In the Gospel, really to hear the Word of God is to carry it out. The word hearing implies, listening, understanding, making the message one's own and living it out in word and action. Although Jesus tried to restrain the man in today's Gospel, the cured man and all those around proclaimed what had happened to the deaf and dumb man everywhere they went.

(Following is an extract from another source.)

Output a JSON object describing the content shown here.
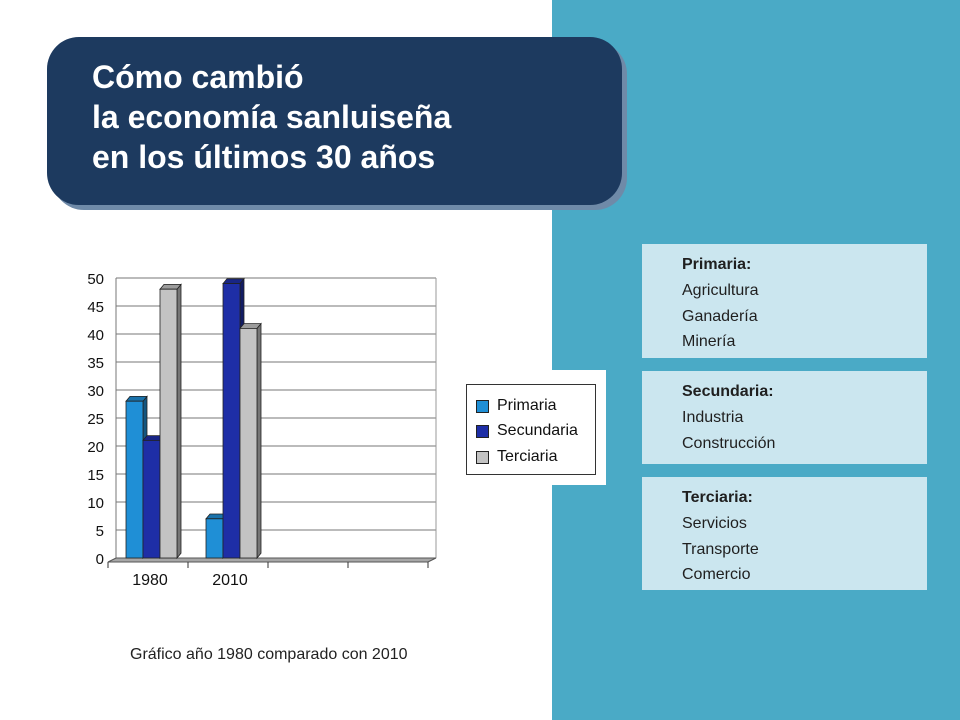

Ephphatha is an Aramaic expression. Aramaic – which was the mother-tongue of Jesus – was the language spoken in the regions surrounding Galilee and may be also in parts of Syria. In Hebrew, Syria is referred to as 'Aram'. It is interesting that the Gospel of Mark which was written is Greek, often uses Aramaic expressions. The other examples include: Talitha Kum (Mk 5:41), Abba (Mk 14:36), Hosanna (Mk 11:9); "Eloi Eloi lama sabachthani?" (Mk 15:34). It is possible that wherever Aramaic expressions appear in the Gospels there was an eyewitness account. That is, someone who remembered the story with all its details narrated it to the gospel writers. So did the deaf man himself live to tell this story in the Markan church? Or does it have some allusion to the rite of Baptism? In celebrating the sacrament baptism, we have this prayer over ears and mouth. So, let us pray today for the gift of hearing, to hear the voice of God calling to us in everything that will happen this day. Let us pray for the gift of speech, that is, to be so filled with the liberating experience of knowing Jesus that we simply cannot refrain from sharing that experience with all those around us. He is the one who can touch us and heal us and make us his true followers.